Abitare, tra visioni e diritti negati
“Abitare, tra visioni e diritti negati” è un articolo della rubrica mensile Diari da Scampia – Racconti storie e sguardi dalla periferia, a cura di Emma Ferulano e Giuseppe Manzo.
Un film francese del 2020 dal titolo “Gagarine – Proteggi ciò che ami” racconta la storia della difesa strenua di un ragazzo di 16 anni di un enorme complesso residenziale nella banlieau in cui abita, la citè Gagarine alle porte di Parigi, che deve essere demolito e i suoi numerosi abitanti trasferiti. I tecnici dell’amministrazione cittadina si avvicendano e la decisione è inappellabile. Lui prova ad organizzare una resistenza collettiva, per difendere casa sua e l’intero mega condominio, ma resta sostanzialmente da solo nella sua ostinazione. La carrellata di immagini che scorrono sulle vite quotidiane che si svolgono in uno scenario obiettivamente squallido, così come siamo abituati a pensare e raccontare le ultraperiferie metropolitane, è talmente densa dell’amore che il ragazzo prova per il suo quartiere, rione, casa, che ci ritroviamo a osservarle con il suo sguardo e a trovare tutto bello, armonioso, gradevole, con la nostalgia delle cose perdute.
Ci prende la tristezza nel pensare di sradicare quelle vite da quel luogo in cui gli spazi e il suolo pubblico sono contesi da persone e cemento, e persino di abbattere quella smisurata opera edilizia che pure ci appare per quello che è, un luogo in cui difficilmente vorremmo vivere, anche se razionalmente sappiamo che è “giusto” farlo per procedere con un trasferimento che dovrebbe portare a migliori condizioni di vita.

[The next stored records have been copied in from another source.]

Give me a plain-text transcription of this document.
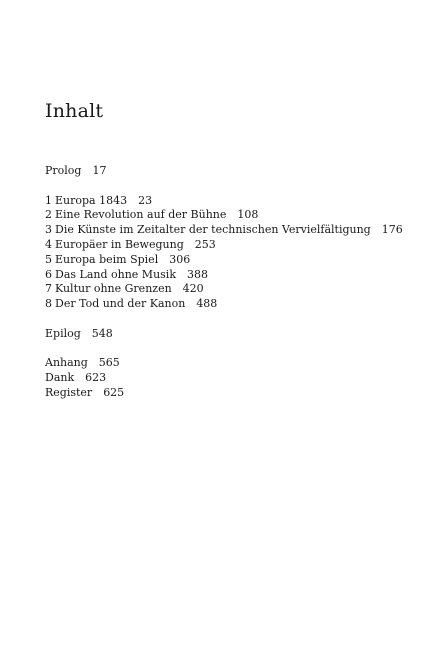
Inhalt
Prolog 17
1 Europa 1843 23
2 Eine Revolution auf der Bühne 108
3 Die Künste im Zeitalter der technischen Vervielfältigung 176
4 Europäer in Bewegung 253
5 Europa beim Spiel 306
6 Das Land ohne Musik 388
7 Kultur ohne Grenzen 420
8 Der Tod und der Kanon 488
Epilog 548
Anhang 565
Dank 623
Register 625
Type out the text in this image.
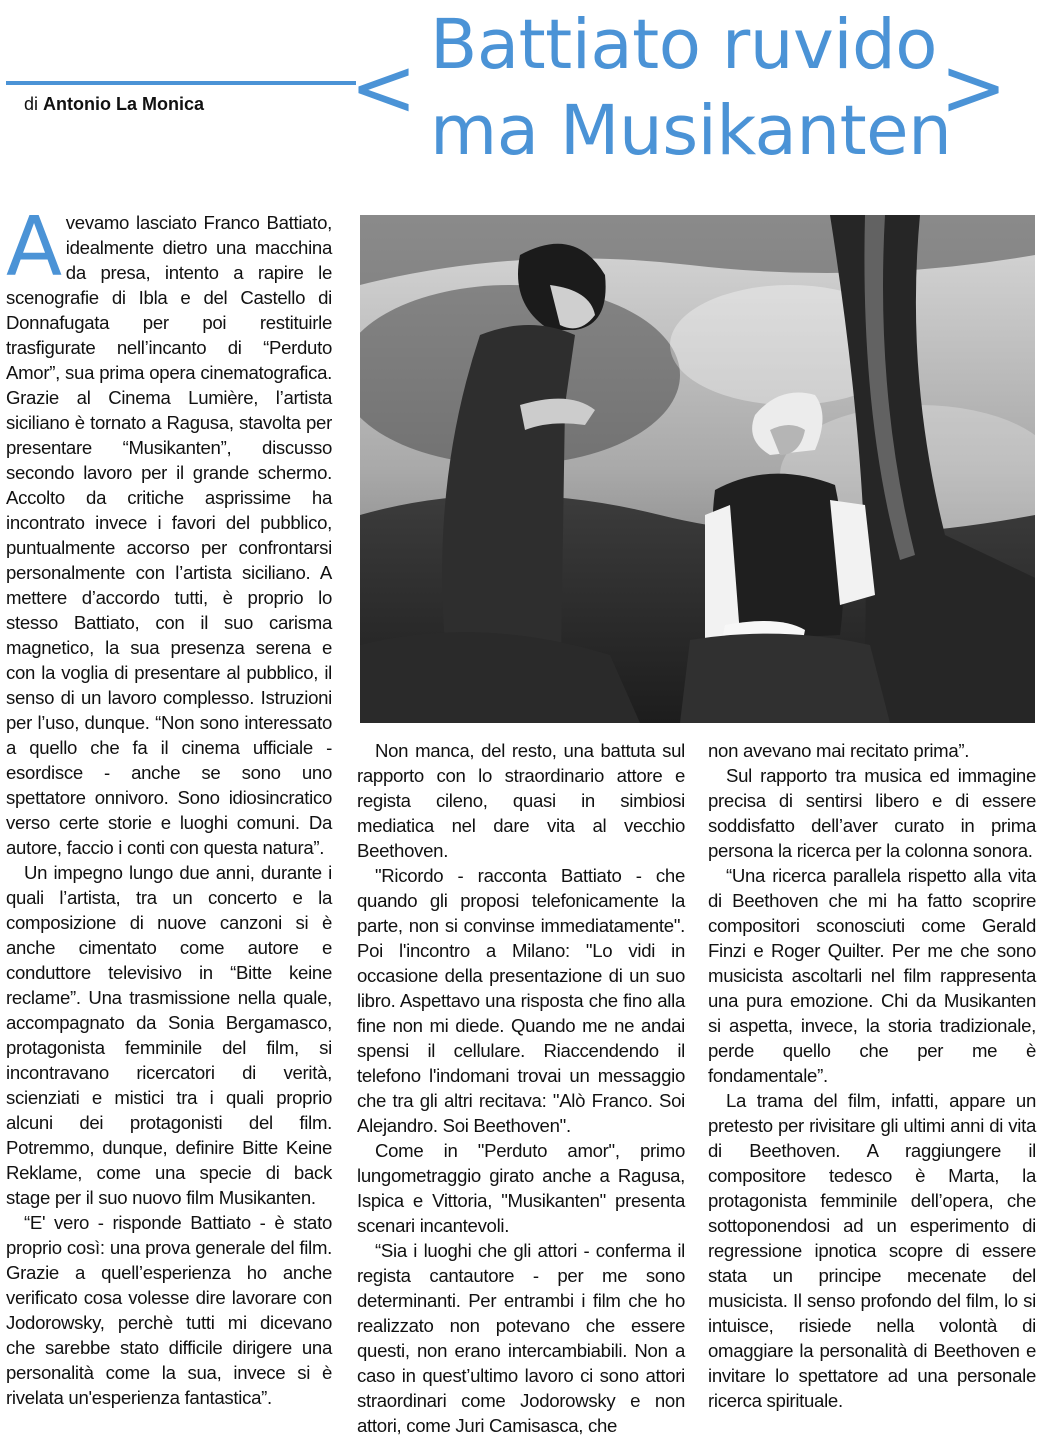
<	>
Battiato ruvido
ma Musikanten
di Antonio La Monica

Avevamo lasciato Franco Battiato, idealmente dietro una macchina da presa, intento a rapire le scenografie di Ibla e del Castello di Donnafugata per poi restituirle trasfigurate nell’incanto di “Perduto Amor”, sua prima opera cinematografica. Grazie al Cinema Lumière, l’artista siciliano è tornato a Ragusa, stavolta per presentare “Musikanten”, discusso secondo lavoro per il grande schermo. Accolto da critiche asprissime ha incontrato invece i favori del pubblico, puntualmente accorso per confrontarsi personalmente con l’artista siciliano. A mettere d’accordo tutti, è proprio lo stesso Battiato, con il suo carisma magnetico, la sua presenza serena e con la voglia di presentare al pubblico, il senso di un lavoro complesso. Istruzioni per l’uso, dunque. “Non sono interessato a quello che fa il cinema ufficiale - esordisce - anche se sono uno spettatore onnivoro. Sono idiosincratico verso certe storie e luoghi comuni. Da autore, faccio i conti con questa natura”.

Un impegno lungo due anni, durante i quali l’artista, tra un concerto e la composizione di nuove canzoni si è anche cimentato come autore e conduttore televisivo in “Bitte keine reclame”. Una trasmissione nella quale, accompagnato da Sonia Bergamasco, protagonista femminile del film, si incontravano ricercatori di verità, scienziati e mistici tra i quali proprio alcuni dei protagonisti del film. Potremmo, dunque, definire Bitte Keine Reklame, come una specie di back stage per il suo nuovo film Musikanten.

“E' vero - risponde Battiato - è stato proprio così: una prova generale del film. Grazie a quell’esperienza ho anche verificato cosa volesse dire lavorare con Jodorowsky, perchè tutti mi dicevano che sarebbe stato difficile dirigere una personalità come la sua, invece si è rivelata un'esperienza fantastica”.

Non manca, del resto, una battuta sul rapporto con lo straordinario attore e regista cileno, quasi in simbiosi mediatica nel dare vita al vecchio Beethoven.

"Ricordo - racconta Battiato - che quando gli proposi telefonicamente la parte, non si convinse immediatamente". Poi l'incontro a Milano: "Lo vidi in occasione della presentazione di un suo libro. Aspettavo una risposta che fino alla fine non mi diede. Quando me ne andai spensi il cellulare. Riaccendendo il telefono l'indomani trovai un messaggio che tra gli altri recitava: "Alò Franco. Soi Alejandro. Soi Beethoven".

Come in "Perduto amor", primo lungometraggio girato anche a Ragusa, Ispica e Vittoria, "Musikanten" presenta scenari incantevoli.

“Sia i luoghi che gli attori - conferma il regista cantautore - per me sono determinanti. Per entrambi i film che ho realizzato non potevano che essere questi, non erano intercambiabili. Non a caso in quest’ultimo lavoro ci sono attori straordinari come Jodorowsky e non attori, come Juri Camisasca, che

non avevano mai recitato prima”.

Sul rapporto tra musica ed immagine precisa di sentirsi libero e di essere soddisfatto dell’aver curato in prima persona la ricerca per la colonna sonora.

“Una ricerca parallela rispetto alla vita di Beethoven che mi ha fatto scoprire compositori sconosciuti come Gerald Finzi e Roger Quilter. Per me che sono musicista ascoltarli nel film rappresenta una pura emozione. Chi da Musikanten si aspetta, invece, la storia tradizionale, perde quello che per me è fondamentale”.

La trama del film, infatti, appare un pretesto per rivisitare gli ultimi anni di vita di Beethoven. A raggiungere il compositore tedesco è Marta, la protagonista femminile dell’opera, che sottoponendosi ad un esperimento di regressione ipnotica scopre di essere stata un principe mecenate del musicista. Il senso profondo del film, lo si intuisce, risiede nella volontà di omaggiare la personalità di Beethoven e invitare lo spettatore ad una personale ricerca spirituale.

Il film ci riporta alla realtà, subito, e colloca in una dimensione umana il dibattito su abbattimenti e trasferimenti più nostrani, che altrimenti resterebbe solo in una sfera retorica, ideologica, terreno di scontro opinionistico e/o consenso politico, se non fosse per il fatto che sono coinvolte migliaia di persone che, nel frattempo, in attesa di essere prese in considerazione nel loro diritto all’abitare vanno avanti con la loro storia, fatta di piccole cose quotidiane, e anche di piccole fantasie.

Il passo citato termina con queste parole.